Here Harms performs his original songs “Flood” and “Egypt” as part of The Strobe Sessions performance series at Strobe Recording in Chicago, featuring Leroy Bach (formerly of Wilco) on piano and double bass. – Zachary Greenberg

Greenberg:  Can you speak to the biblical undertones in “Flood” and “Egypt”?

Harms:  Gosh.  The Bible.  I taught art history for a while and liked to do it as a comparative religion class.  It is fascinating how flood myths, among others, are almost universal.  I just love floods.  It is so strange to see rooftops or steeples sticking out of this glassy surface, and so beautiful to imagine the world we know becoming like an aquarium.  Of course people also die and lose their homes, which is not good.  I actually went down to New Orleans after Katrina to work and film a movie.  I definitely enjoy a good scale-shift, where an epic personal battle gets swept away by the flick of an avalanche, or in the case of Egypt, the idea that while the pyramids were getting built most people were just trying to get through their day.

Greenberg:  Your second album is titled The Myth of Heroics, and in “Flood” you begin one verse with the line, “If the first story was a myth…”

Harms: People have always used music and verse to bring myths to life.  I come from a tradition of troubadours singing of heroic emotion, so the idea that heroism itself is a myth broke my heart completely.  I hope this next album, where “Flood” belongs, will be more optimistic.  My favorite part in “Flood” is about moving on in spite of a sense that the universe is messing with you.

Greenberg: A wonderful narrative thread runs through your songs.  Who have been your literary influences?  Who musical?

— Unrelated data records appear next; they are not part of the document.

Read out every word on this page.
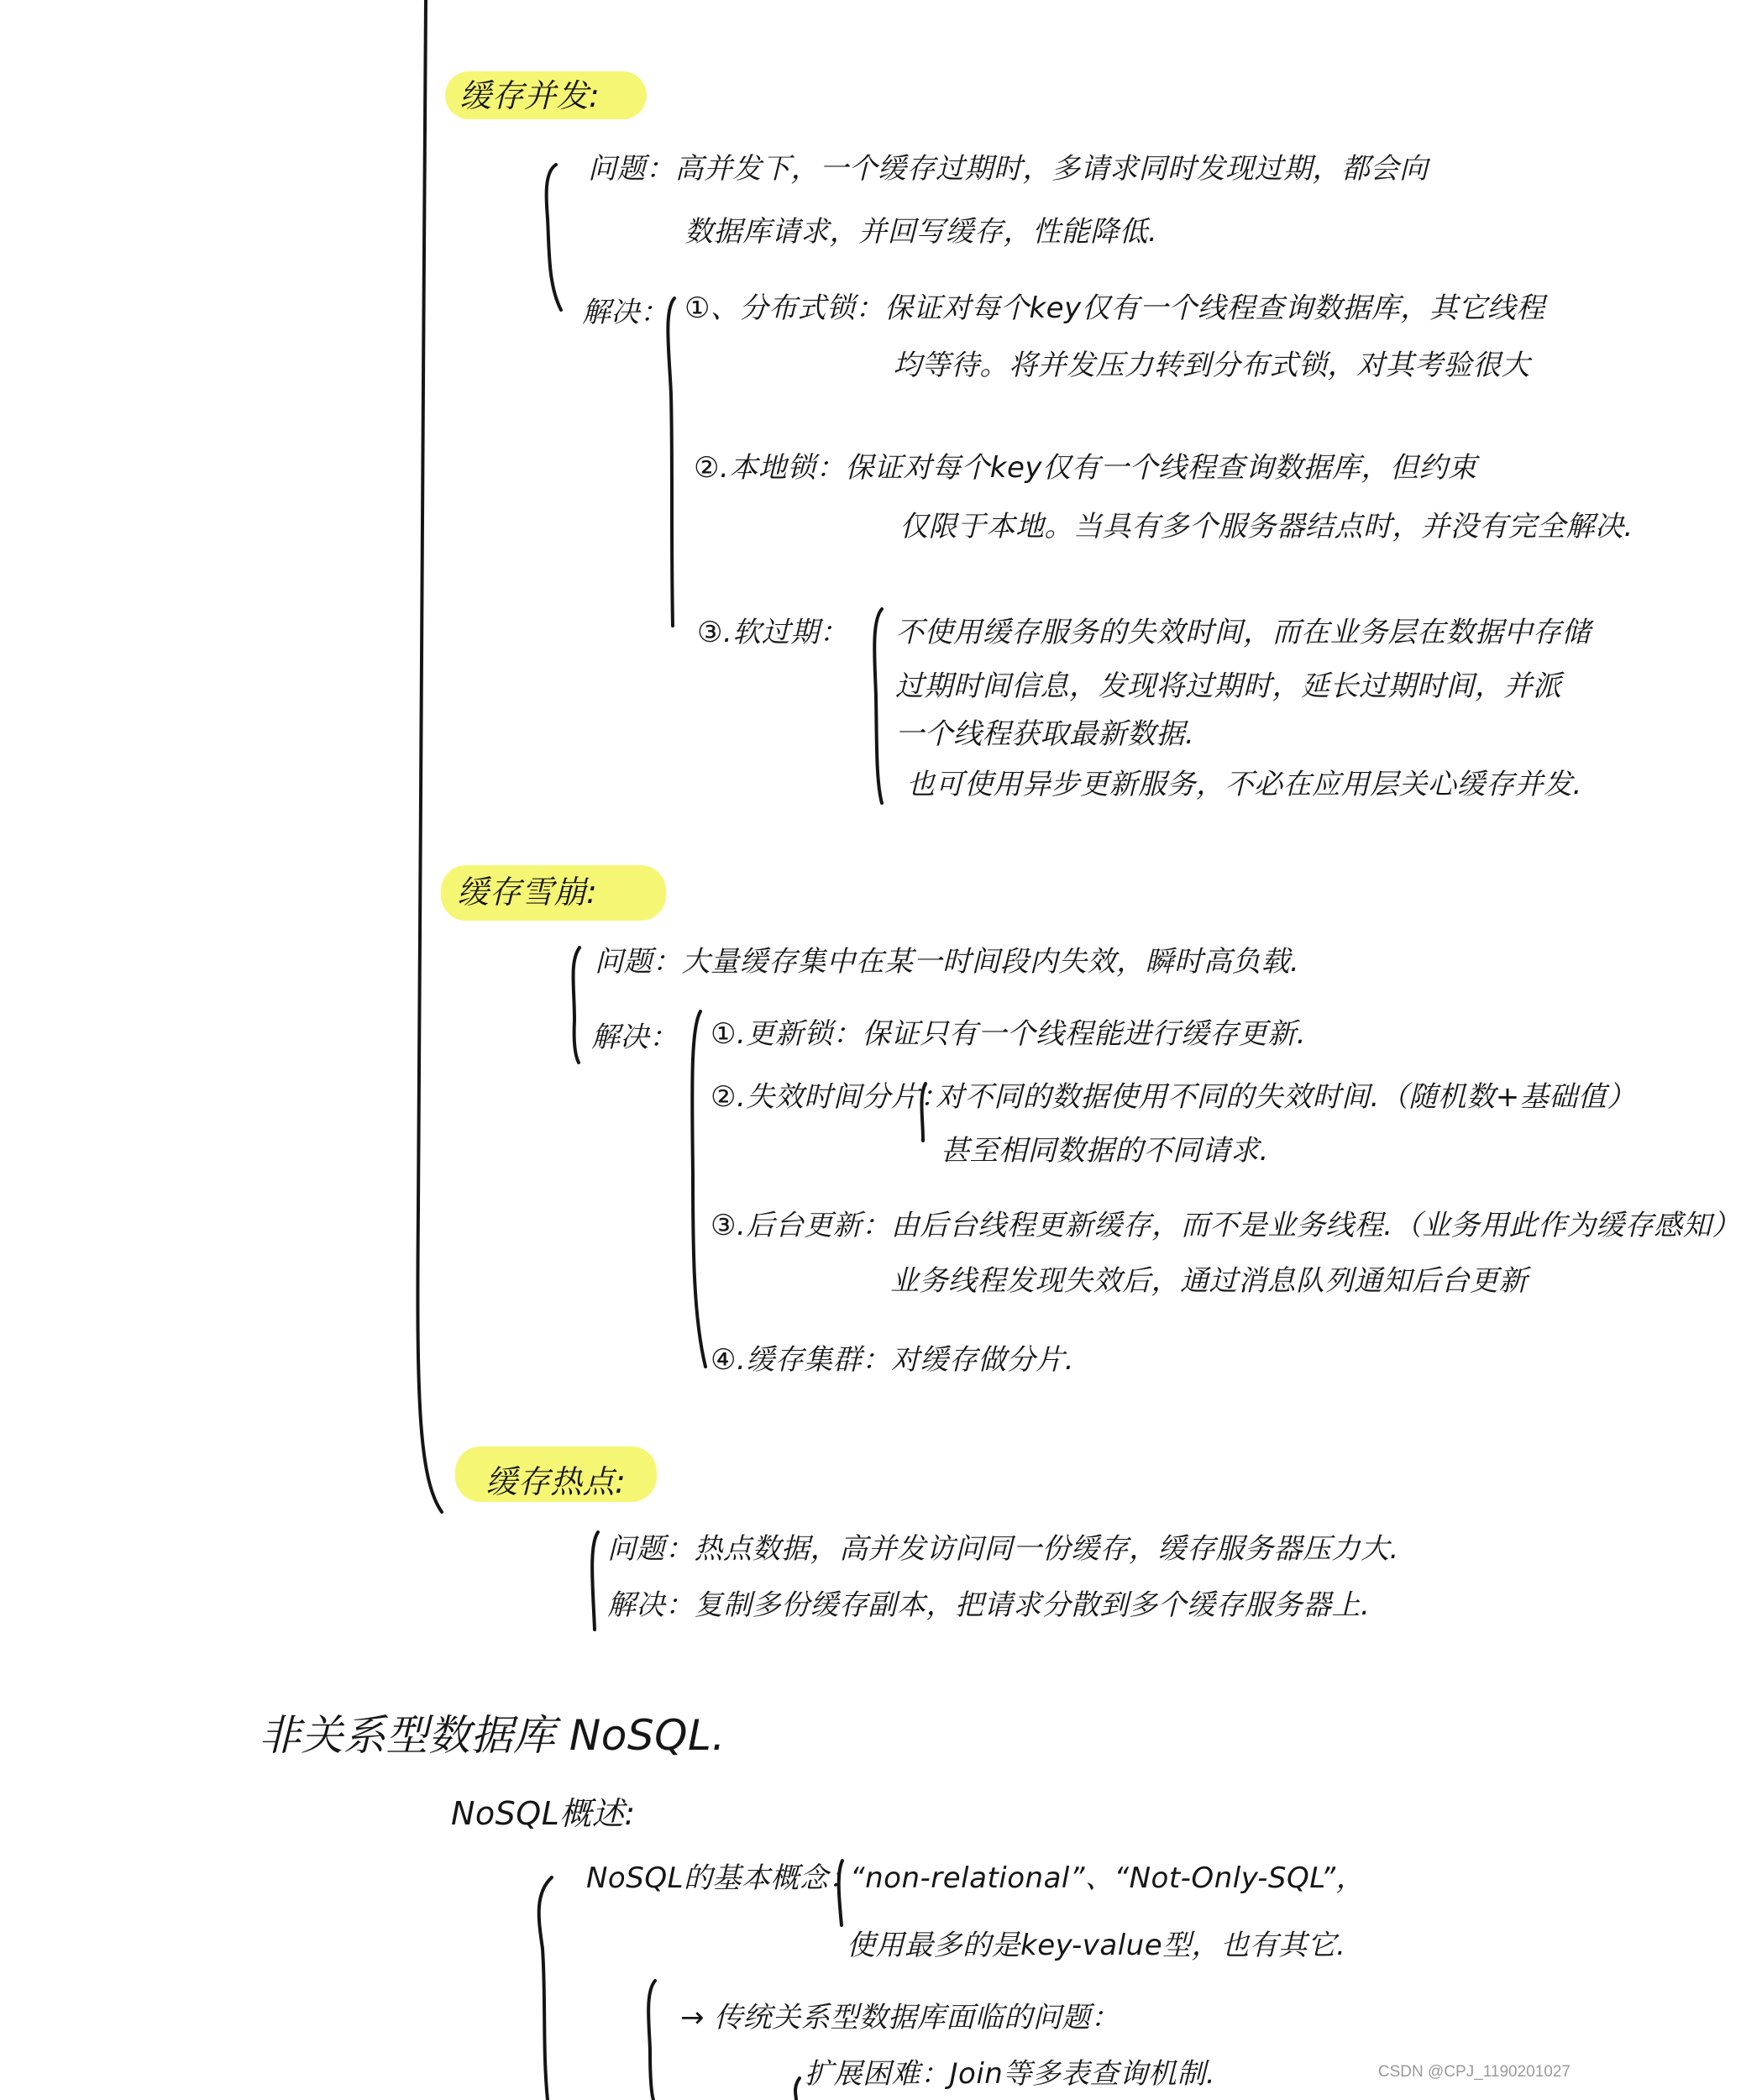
缓存并发:
问题：高并发下，一个缓存过期时，多请求同时发现过期，都会向
数据库请求，并回写缓存，性能降低.
解决： ①、分布式锁：保证对每个key仅有一个线程查询数据库，其它线程
均等待。将并发压力转到分布式锁，对其考验很大
②.本地锁：保证对每个key仅有一个线程查询数据库，但约束
仅限于本地。当具有多个服务器结点时，并没有完全解决.
③.软过期： 不使用缓存服务的失效时间，而在业务层在数据中存储
过期时间信息，发现将过期时，延长过期时间，并派
一个线程获取最新数据.
也可使用异步更新服务，不必在应用层关心缓存并发.
缓存雪崩:
问题：大量缓存集中在某一时间段内失效，瞬时高负载.
解决： ①.更新锁：保证只有一个线程能进行缓存更新.
②.失效时间分片：
对不同的数据使用不同的失效时间.（随机数+基础值）
甚至相同数据的不同请求.
③.后台更新：由后台线程更新缓存，而不是业务线程.（业务用此作为缓存感知）
业务线程发现失效后，通过消息队列通知后台更新
④.缓存集群：对缓存做分片.
缓存热点:
问题：热点数据，高并发访问同一份缓存，缓存服务器压力大.
解决：复制多份缓存副本，把请求分散到多个缓存服务器上.
非关系型数据库 NoSQL.
NoSQL概述:
NoSQL的基本概念：
“non-relational”、“Not-Only-SQL”，
使用最多的是key-value型，也有其它.
→ 传统关系型数据库面临的问题：
扩展困难：Join等多表查询机制.	CSDN @CPJ_1190201027
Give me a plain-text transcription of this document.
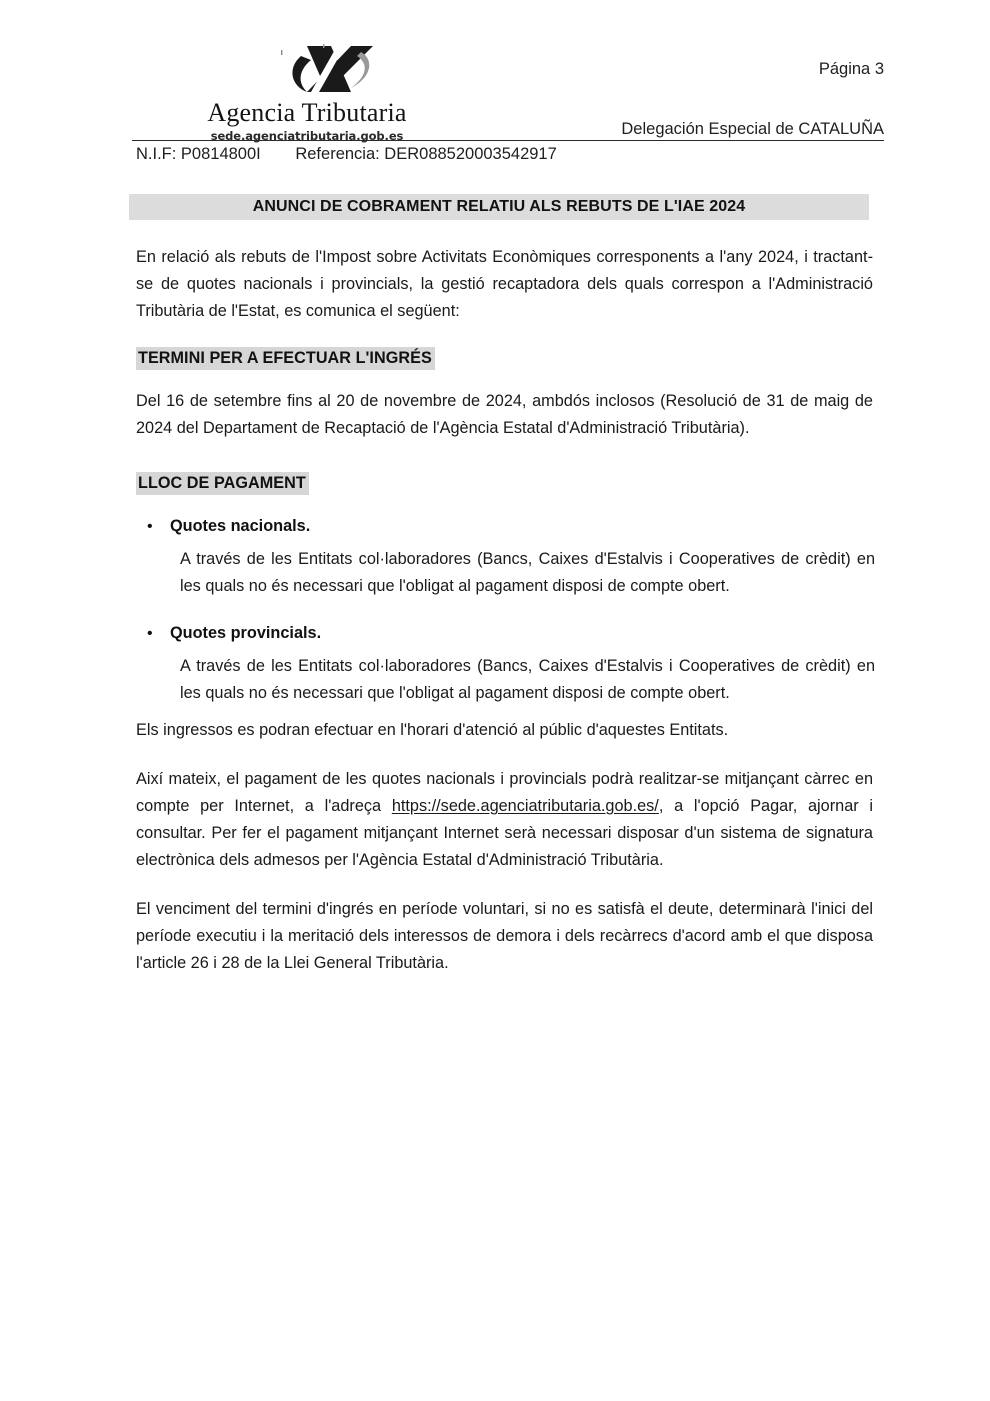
Agencia Tributaria
sede.agenciatributaria.gob.es
Página 3
Delegación Especial de CATALUÑA
N.I.F: P0814800I Referencia: DER088520003542917
ANUNCI DE COBRAMENT RELATIU ALS REBUTS DE L'IAE 2024

En relació als rebuts de l'Impost sobre Activitats Econòmiques corresponents a l'any 2024, i tractant-se de quotes nacionals i provincials, la gestió recaptadora dels quals correspon a l'Administració Tributària de l'Estat, es comunica el següent:

TERMINI PER A EFECTUAR L'INGRÉS

Del 16 de setembre fins al 20 de novembre de 2024, ambdós inclosos (Resolució de 31 de maig de 2024 del Departament de Recaptació de l'Agència Estatal d'Administració Tributària).

LLOC DE PAGAMENT
• Quotes nacionals.
A través de les Entitats col·laboradores (Bancs, Caixes d'Estalvis i Cooperatives de crèdit) en les quals no és necessari que l'obligat al pagament disposi de compte obert.
• Quotes provincials.
A través de les Entitats col·laboradores (Bancs, Caixes d'Estalvis i Cooperatives de crèdit) en les quals no és necessari que l'obligat al pagament disposi de compte obert.

Els ingressos es podran efectuar en l'horari d'atenció al públic d'aquestes Entitats.

Així mateix, el pagament de les quotes nacionals i provincials podrà realitzar-se mitjançant càrrec en compte per Internet, a l'adreça https://sede.agenciatributaria.gob.es/, a l'opció Pagar, ajornar i consultar. Per fer el pagament mitjançant Internet serà necessari disposar d'un sistema de signatura electrònica dels admesos per l'Agència Estatal d'Administració Tributària.

El venciment del termini d'ingrés en període voluntari, si no es satisfà el deute, determinarà l'inici del període executiu i la meritació dels interessos de demora i dels recàrrecs d'acord amb el que disposa l'article 26 i 28 de la Llei General Tributària.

Harms: I have a BFA in painting and an MFA in sculpture and lived in Rome for a while, so I think I am more influenced by the images and art I have seen over the years.  I also watch a lot of movies and think like a video editor.  So if a stanza or line conjures a visual image, I like to play at moving them around until a story is implied.  I like the demands it makes on your imagination—that at one moment you can be in Detroit and the next on the moon.  Like in the song “Tangled Up in Blue” Dylan sings, “Then he started into dealing with slaves and something inside of him died,”  and suddenly you’re thinking, “Whoa! What year has this been all along?”   Another good example of images placed next to each other is the song “Idiot Wind”.  I could probably write songs forever just thinking about Blood on the Tracks.